Coping with misophonia can often mean living your life in a way that you didn’t expect. This can impact individuals with misophonia, or their entire family. Family dinners are one example: For many families, this is the pivotal part of family time, but with misophonia, these dinners can lead to frustration, distress, and a dysfunctional family unit. This can be painful for the person with misophonia and their loved ones.
There are numerous ways that living with misophonia can mean doing things differently—for example, wearing earphones and earbuds in public, work, or school; choosing not to attend events that are too stressful; and even managing and organizing your life in a way that challenges your own expectations of the “right” way to do things.
My book Cognitive Behavioral Therapy (CBT) for Misophonia focuses on using cognitive behavioral therapy to manage these expectations and ideas. The emotional aftermath of living your life in a way that may not be congruent with your ideals and values can be its own form of grief. Through grief work, reframing, and having a compassionate approach to one’s own needs, this can be mitigated.
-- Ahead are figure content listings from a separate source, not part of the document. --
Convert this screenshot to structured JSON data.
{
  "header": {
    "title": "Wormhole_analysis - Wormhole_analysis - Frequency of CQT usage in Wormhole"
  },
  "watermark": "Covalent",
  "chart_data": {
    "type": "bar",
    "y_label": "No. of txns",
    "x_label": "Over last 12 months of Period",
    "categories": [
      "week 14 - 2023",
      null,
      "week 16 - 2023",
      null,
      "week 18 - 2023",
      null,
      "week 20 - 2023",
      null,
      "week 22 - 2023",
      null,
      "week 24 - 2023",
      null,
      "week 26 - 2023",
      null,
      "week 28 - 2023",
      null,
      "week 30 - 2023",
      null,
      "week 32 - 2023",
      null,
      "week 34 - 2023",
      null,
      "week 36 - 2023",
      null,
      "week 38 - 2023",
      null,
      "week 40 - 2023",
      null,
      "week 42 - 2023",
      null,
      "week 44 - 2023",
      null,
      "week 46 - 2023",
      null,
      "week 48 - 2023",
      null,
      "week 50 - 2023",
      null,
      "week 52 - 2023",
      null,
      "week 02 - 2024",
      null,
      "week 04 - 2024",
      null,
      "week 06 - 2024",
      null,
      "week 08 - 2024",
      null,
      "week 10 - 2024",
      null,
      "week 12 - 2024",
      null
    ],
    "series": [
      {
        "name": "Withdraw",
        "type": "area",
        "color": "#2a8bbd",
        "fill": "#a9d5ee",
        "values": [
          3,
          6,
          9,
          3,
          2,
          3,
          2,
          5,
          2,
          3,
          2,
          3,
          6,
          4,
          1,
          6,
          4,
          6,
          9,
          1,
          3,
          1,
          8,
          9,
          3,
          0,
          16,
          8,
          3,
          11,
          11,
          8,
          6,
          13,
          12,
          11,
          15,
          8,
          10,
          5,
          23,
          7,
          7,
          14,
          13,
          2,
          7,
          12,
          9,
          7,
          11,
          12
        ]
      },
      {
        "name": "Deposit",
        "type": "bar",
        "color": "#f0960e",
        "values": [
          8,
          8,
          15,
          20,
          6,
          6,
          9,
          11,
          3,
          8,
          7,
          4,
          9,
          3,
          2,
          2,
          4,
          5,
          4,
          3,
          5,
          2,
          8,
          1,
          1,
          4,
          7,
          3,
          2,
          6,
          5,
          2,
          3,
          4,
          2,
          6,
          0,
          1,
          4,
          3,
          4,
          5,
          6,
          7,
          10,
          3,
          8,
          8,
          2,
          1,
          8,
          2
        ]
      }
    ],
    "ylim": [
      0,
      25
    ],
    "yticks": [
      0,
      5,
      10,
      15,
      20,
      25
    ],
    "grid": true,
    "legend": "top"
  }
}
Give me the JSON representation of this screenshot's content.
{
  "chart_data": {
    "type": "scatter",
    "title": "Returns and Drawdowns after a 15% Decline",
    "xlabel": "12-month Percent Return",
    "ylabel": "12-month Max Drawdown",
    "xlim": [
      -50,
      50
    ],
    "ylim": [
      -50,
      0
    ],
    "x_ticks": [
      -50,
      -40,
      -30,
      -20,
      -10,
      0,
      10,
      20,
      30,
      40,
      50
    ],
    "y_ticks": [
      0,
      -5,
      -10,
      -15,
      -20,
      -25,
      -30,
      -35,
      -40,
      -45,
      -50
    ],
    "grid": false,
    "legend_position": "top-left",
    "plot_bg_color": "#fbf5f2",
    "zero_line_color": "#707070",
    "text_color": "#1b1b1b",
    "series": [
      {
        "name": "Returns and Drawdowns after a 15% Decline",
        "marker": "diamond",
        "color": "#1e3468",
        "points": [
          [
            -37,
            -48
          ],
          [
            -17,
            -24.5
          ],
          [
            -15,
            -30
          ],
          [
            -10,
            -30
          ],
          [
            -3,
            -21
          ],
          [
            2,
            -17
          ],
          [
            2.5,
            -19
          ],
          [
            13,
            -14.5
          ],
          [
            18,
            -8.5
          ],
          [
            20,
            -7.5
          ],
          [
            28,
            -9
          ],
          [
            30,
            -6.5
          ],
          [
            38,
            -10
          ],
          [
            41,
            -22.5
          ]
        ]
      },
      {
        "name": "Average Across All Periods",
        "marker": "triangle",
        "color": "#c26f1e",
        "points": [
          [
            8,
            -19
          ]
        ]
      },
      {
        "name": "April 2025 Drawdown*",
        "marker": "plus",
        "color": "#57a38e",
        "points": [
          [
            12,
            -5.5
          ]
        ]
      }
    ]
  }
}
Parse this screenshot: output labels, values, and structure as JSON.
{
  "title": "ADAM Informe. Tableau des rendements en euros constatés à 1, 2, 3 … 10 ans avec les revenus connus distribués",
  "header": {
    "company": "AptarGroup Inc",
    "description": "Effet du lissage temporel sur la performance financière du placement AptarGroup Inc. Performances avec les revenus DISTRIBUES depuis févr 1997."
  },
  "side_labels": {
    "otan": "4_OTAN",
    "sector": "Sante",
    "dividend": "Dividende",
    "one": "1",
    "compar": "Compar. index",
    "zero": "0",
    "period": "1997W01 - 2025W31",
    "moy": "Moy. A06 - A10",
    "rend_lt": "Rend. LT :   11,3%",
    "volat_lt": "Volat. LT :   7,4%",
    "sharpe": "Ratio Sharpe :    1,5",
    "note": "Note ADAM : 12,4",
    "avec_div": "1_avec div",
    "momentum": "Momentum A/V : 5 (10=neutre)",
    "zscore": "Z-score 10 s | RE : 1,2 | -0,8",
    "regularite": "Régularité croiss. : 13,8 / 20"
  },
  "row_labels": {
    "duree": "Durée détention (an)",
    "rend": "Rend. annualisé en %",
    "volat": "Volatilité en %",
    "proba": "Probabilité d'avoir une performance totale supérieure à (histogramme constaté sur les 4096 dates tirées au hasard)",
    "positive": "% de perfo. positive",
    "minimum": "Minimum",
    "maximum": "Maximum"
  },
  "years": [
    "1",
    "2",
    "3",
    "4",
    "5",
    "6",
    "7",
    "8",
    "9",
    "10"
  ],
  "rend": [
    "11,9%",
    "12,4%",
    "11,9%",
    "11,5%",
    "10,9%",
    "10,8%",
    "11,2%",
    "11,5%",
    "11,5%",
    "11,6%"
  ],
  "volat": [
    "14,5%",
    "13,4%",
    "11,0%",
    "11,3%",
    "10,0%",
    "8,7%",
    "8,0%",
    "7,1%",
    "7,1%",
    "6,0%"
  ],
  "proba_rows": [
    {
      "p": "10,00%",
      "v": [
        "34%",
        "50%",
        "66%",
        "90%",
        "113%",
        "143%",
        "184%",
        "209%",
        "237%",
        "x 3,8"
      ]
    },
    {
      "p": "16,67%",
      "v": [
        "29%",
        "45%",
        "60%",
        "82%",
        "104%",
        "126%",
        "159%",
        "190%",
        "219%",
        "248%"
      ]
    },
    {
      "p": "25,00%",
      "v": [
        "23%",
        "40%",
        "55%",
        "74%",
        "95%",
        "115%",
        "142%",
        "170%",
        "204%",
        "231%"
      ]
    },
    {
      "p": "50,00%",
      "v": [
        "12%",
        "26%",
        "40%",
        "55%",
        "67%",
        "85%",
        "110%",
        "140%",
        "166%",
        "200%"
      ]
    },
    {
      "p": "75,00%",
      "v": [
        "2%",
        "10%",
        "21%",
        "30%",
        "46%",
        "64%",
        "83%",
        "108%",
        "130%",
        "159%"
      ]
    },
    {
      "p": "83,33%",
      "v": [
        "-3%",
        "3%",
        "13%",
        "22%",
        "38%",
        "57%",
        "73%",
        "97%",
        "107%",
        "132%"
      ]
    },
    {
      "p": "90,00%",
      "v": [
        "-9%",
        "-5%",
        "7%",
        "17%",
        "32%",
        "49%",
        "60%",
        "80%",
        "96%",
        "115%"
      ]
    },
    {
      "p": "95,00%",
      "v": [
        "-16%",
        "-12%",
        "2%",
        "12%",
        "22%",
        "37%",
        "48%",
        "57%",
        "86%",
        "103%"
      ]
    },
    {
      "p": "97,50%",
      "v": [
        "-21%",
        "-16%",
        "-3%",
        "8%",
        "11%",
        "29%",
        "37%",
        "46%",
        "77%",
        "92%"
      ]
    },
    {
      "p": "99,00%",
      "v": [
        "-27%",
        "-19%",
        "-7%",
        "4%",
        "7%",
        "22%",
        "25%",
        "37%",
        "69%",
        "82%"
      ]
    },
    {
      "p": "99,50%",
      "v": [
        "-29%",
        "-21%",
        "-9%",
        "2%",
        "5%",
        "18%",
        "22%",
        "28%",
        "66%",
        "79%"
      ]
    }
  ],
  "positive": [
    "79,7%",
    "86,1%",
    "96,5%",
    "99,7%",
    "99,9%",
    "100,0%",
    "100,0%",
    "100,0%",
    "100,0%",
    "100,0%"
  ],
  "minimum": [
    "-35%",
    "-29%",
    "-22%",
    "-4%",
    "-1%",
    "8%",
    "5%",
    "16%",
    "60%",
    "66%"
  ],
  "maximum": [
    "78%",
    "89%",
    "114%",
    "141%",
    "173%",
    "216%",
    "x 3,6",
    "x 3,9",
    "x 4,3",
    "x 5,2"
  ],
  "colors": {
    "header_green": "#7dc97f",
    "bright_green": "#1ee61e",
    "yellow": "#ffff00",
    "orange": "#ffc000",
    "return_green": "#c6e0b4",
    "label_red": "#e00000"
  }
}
Unlike CBT for cognitive disorders, CBT for misophonia does not aim to mitigate the distress entirely. Unfortunately, since misophonia is neurophysiological this reaction cannot be completely alleviated. Instead, CBT for misophonia aims to reduce distress over living with the condition and mediate one’s sense of self with the condition. In a recent Substack piece on misophonia, I described my own discomfort with choosing an alternative path.
I have a confession to make… my misophonia is bad enough that I’ve planned to run away for the summer. It’s hard being an advocate for misophonia, a clinician, and the director of The International Misophonia Foundation and facing that despite coping skills, despite an understanding of my nervous system, and despite my best efforts, I’ve chosen to go home to my parents’ house in Cape Breton, Nova Scotia. Where I live now is cramped and loud. It’s army housing so we are basically in shoe boxes tacked together—or row houses as they call them. There are constant dogs barking, lawnmowers, basketballs bouncing, and screeching sounds from morning until night. For somebody with misophonia this has become too much for me. I’ve adjusted to spending time in other areas of the house while triggers are present outside my window, and I’ve reminded myself with reframing that I won’t live here forever and they aren’t doing it to hurt me. And yet, the power of those triggers against my nervous system is still so strong that I’d rather take a 6 hour drive with 4 cats and spend time wedged between mountains in a quiet valley.
It can be important for those with misophonia to recognize that it’s OK to live their life in a way that isn’t the “ideal.” In fact, it is often important to recognize where these ideals have come from and whether or not they were realistic in the first place. For some, this might mean separate bedrooms from their spouse, eating in different rooms, or choosing activities together as alternatives to triggering environments, such as going for walks instead of eating together.
Accepting our limitations and differences is often one of the most difficult parts of coping with misophonia, but it can lead to outcomes that are more reasonable than trying to conform to a world that doesn’t meet our sensory needs. Instead, people with misophonia can focus on their adaptability and resilience, and take pride in choosing alternatives that are better for their own mental and neurophysiological health.